• L’Islam a pour signification la paix

    A l’occasion de la fête de Saint François, la famille Franciscaine a célébré le 800ème anniversaire de la rencontre de saint François avec le Sultan d’Egypte à Damiette. Ce fut, en 1219, une rencontre étonnante en pleine croisade, dans un contexte historique de non-dialogue et de guerre. François, petit frère universel, avait su renverser une frontière qui semblait infranchissable, avec pour seule arme sa foi, sa prière incessante, son amour de la paix et son désir de rencontrer un frère.

     

    En 2019, la Centrafrique cherche les voies du respect mutuel, du dialogue de la foi, et d’une fraternité possible entre les communautés chrétienne et musulmane, tombées depuis 2012 dans le piège des amalgames entre appartenance religieuse et groupes militaro-politiques.  Les plaies saignent encore.
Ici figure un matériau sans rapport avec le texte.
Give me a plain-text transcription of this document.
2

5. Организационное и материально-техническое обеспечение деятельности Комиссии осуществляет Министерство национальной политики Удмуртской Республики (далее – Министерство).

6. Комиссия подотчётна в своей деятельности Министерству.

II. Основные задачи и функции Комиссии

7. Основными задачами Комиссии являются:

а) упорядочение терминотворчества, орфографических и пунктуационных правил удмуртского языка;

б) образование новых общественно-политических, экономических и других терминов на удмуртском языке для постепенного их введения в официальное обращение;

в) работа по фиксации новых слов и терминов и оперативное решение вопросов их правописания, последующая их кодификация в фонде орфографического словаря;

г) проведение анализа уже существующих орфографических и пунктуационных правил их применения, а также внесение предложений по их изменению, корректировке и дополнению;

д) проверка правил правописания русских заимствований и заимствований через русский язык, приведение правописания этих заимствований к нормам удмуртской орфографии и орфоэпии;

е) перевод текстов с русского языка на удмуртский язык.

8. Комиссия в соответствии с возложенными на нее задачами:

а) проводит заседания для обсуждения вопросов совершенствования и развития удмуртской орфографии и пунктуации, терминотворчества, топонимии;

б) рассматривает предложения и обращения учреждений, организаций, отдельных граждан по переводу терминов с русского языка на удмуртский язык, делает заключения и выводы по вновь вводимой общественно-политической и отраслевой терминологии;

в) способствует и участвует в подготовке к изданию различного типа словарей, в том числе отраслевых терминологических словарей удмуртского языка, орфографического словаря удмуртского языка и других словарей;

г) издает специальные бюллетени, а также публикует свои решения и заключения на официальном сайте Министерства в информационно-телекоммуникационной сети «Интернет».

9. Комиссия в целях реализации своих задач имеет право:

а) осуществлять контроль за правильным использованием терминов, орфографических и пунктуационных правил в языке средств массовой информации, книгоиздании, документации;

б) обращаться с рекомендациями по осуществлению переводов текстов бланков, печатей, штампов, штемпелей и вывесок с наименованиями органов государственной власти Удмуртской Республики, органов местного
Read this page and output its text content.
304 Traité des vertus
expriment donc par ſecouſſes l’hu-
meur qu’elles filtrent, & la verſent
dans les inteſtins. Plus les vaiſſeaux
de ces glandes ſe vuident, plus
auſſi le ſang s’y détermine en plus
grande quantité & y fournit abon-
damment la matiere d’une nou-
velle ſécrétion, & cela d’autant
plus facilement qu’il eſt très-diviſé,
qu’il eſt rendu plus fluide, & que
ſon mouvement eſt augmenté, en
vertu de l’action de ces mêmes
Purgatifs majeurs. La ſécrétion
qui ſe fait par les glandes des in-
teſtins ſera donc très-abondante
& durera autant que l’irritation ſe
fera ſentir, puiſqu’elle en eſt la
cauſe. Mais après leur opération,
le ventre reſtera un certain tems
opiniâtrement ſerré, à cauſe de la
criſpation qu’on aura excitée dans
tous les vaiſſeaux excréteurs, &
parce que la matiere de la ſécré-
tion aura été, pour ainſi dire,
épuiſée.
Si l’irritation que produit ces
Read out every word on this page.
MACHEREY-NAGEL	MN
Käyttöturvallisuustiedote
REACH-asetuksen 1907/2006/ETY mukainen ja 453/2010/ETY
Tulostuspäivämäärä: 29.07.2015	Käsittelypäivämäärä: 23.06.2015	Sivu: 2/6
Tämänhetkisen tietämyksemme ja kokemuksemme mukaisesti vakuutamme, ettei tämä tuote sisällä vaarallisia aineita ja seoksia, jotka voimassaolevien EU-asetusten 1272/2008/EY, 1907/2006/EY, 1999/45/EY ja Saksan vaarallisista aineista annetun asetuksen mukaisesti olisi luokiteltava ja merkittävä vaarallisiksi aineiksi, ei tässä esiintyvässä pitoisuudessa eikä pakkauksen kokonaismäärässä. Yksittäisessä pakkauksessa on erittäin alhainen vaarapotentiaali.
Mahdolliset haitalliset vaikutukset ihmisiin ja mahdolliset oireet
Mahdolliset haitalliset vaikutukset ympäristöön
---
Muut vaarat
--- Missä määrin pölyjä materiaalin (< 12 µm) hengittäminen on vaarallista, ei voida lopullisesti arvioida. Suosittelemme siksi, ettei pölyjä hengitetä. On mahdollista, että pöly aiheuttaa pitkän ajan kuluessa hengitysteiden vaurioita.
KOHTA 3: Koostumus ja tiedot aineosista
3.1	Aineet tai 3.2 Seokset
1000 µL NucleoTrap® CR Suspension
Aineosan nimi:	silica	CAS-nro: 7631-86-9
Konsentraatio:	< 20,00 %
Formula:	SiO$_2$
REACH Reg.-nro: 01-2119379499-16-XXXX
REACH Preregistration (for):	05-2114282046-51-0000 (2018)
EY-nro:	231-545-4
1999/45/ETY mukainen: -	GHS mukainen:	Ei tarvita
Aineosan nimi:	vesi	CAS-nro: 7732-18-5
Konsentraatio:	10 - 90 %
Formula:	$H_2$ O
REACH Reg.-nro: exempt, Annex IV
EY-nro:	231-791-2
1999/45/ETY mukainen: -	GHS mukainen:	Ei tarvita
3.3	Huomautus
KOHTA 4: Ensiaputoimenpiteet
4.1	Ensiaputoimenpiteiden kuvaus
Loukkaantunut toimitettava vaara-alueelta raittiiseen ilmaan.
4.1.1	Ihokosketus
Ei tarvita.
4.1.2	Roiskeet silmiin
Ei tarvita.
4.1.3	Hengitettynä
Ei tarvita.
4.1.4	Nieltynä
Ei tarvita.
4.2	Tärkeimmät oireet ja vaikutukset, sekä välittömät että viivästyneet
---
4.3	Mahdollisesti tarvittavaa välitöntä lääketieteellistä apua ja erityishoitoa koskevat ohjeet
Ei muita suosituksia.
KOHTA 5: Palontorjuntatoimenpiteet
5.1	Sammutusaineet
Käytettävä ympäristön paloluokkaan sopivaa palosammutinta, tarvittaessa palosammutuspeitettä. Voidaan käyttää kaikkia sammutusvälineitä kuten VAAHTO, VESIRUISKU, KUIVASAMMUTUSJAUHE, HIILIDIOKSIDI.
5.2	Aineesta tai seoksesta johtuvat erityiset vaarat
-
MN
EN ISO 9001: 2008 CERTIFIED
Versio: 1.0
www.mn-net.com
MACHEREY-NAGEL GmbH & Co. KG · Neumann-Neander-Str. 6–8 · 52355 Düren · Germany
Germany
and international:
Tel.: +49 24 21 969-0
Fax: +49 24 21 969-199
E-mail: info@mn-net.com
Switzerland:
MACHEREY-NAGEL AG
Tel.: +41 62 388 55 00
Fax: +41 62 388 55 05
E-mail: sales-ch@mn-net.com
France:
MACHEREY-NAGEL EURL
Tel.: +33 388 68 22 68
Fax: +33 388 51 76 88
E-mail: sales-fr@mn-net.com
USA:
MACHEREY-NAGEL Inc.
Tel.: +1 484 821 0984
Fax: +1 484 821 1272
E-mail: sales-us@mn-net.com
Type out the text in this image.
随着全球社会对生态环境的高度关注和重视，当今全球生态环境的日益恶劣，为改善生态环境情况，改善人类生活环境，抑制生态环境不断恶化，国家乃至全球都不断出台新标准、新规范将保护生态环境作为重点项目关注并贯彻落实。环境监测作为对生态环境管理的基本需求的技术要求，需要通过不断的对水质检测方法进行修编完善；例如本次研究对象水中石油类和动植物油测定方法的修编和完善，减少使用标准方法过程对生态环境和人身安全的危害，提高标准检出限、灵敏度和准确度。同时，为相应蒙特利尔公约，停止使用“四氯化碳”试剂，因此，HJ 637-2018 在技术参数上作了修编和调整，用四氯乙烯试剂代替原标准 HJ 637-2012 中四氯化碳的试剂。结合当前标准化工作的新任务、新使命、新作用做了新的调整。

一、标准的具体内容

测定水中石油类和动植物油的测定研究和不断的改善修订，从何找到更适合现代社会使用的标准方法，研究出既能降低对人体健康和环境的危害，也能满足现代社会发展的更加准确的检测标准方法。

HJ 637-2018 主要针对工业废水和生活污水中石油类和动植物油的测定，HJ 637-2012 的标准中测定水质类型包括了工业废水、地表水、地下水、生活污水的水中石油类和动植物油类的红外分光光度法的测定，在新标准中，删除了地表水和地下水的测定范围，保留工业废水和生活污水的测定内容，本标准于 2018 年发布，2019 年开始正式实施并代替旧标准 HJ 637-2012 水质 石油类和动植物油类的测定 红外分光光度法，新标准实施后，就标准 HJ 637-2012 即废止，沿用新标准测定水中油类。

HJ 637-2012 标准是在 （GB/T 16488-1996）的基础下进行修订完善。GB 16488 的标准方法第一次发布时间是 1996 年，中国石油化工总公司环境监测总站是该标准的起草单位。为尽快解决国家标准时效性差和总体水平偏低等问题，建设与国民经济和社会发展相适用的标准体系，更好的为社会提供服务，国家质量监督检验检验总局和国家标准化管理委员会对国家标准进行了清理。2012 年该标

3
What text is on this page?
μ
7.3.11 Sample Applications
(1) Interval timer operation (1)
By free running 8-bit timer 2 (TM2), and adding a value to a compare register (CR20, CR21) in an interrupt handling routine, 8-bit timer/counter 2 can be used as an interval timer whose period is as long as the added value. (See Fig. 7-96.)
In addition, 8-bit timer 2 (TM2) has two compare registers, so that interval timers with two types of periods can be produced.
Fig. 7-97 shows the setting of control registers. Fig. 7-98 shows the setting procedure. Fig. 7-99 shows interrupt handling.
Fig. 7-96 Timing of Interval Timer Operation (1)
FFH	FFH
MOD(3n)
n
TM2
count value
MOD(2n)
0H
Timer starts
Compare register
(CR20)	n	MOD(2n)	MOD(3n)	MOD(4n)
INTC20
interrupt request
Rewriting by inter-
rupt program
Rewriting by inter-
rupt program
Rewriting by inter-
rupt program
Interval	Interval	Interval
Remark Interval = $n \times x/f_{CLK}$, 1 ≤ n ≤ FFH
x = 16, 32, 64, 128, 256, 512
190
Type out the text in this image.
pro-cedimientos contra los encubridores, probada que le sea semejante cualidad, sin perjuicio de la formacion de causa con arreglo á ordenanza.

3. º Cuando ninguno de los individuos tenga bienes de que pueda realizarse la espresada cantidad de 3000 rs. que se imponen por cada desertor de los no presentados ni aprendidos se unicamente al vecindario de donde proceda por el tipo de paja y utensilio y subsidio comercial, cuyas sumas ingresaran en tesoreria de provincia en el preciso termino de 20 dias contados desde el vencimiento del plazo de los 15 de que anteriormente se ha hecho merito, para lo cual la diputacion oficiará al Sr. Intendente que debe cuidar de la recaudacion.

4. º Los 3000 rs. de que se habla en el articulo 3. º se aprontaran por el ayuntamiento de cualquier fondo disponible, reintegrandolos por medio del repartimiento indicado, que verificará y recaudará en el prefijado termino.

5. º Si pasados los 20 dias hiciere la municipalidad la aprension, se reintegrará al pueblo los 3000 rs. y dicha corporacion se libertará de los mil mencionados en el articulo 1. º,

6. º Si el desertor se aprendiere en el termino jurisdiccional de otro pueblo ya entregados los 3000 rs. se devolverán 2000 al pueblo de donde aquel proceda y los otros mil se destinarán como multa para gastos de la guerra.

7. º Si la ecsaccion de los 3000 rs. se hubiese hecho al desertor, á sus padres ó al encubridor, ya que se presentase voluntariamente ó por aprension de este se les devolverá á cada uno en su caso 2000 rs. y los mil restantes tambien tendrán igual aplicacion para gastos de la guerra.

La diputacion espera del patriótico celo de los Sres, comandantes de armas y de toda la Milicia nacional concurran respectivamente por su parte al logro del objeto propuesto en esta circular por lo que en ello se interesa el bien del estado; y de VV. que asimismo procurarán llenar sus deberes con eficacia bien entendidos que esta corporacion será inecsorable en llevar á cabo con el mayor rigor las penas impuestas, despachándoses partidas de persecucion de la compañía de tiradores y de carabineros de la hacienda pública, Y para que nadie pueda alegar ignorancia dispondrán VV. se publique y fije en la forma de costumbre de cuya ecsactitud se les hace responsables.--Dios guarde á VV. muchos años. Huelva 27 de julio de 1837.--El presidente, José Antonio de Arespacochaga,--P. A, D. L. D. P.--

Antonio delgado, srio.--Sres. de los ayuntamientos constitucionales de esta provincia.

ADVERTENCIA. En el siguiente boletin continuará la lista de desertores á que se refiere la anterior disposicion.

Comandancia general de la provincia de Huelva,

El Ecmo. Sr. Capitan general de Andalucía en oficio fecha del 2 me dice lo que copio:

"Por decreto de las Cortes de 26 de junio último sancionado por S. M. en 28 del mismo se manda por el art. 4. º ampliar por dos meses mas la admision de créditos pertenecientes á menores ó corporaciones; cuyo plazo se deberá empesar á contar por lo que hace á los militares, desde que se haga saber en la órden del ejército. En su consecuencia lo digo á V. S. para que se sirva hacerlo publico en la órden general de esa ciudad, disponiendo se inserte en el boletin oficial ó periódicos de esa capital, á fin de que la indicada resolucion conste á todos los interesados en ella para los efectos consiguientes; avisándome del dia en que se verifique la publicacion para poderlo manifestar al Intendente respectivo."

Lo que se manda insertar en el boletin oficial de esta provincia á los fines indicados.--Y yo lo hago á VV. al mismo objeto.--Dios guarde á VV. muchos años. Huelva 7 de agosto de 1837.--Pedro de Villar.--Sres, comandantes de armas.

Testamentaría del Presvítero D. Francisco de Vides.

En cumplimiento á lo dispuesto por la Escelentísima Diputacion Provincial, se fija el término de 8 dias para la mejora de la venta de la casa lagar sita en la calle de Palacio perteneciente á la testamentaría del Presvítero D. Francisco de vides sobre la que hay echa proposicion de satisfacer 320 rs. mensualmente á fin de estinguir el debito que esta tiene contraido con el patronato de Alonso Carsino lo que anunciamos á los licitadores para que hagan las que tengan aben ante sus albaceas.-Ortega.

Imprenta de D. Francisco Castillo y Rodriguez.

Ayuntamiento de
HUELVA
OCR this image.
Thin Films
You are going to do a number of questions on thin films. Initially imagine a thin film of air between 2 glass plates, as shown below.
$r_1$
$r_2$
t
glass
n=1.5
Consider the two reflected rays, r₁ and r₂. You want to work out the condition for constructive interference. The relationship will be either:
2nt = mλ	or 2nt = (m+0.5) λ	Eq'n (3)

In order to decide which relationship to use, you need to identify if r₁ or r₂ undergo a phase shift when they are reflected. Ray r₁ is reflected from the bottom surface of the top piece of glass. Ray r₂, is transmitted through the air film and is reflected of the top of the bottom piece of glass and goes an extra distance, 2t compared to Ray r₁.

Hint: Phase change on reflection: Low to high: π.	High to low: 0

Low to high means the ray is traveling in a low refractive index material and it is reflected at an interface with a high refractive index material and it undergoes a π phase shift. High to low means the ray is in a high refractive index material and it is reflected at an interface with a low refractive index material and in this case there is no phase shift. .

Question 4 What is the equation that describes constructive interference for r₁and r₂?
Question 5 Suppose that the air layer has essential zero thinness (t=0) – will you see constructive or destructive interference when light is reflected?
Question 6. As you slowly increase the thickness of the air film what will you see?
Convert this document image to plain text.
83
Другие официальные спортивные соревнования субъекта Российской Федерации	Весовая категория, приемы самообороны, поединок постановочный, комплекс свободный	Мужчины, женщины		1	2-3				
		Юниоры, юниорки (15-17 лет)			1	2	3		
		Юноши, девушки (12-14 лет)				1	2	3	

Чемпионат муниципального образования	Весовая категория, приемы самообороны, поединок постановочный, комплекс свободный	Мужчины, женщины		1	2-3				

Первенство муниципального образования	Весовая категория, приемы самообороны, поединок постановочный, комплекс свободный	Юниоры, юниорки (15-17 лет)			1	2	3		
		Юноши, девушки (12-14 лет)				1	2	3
    L’évêque de BANGUI – Cardinal Dieudonné – et l’Imam Kobine, sont ici chez nous, deux apôtres de la paix: notre Saint François et notre Sultan Malik Al Khamil.

    Envers et contre tout, depuis 2013, ils parcourent le pays, rencontrent les grands de ce monde et de notre pays, autant que les populations locales des deux communautés pour prêcher des voies de paix et de cohésion sociale.

    Pour la deuxième année consécutive, le Diocèse de BANGUI a organisé sa semaine de rentrée pastorale sur le thème : «  Œcuménisme et Dialogue Interreligieux dans un pays de conflit ». C’était du 24 au 29 septembre à la paroisse Notre-Dame d’Afrique.

    Tout au long de la semaine, et jusqu’à la clôture par une messe festive qui a rassemblé plusieurs milliers de personnes, des conférences, échanges, prières, se sont élevés de cette grande paroisse et ont parcouru le pays par les ondes de la radio. Un magnifique chant composé sur le thème de la rencontre a été scandé avec talent par les chorales, fissurant  les murs d’apriori, de peur et de division.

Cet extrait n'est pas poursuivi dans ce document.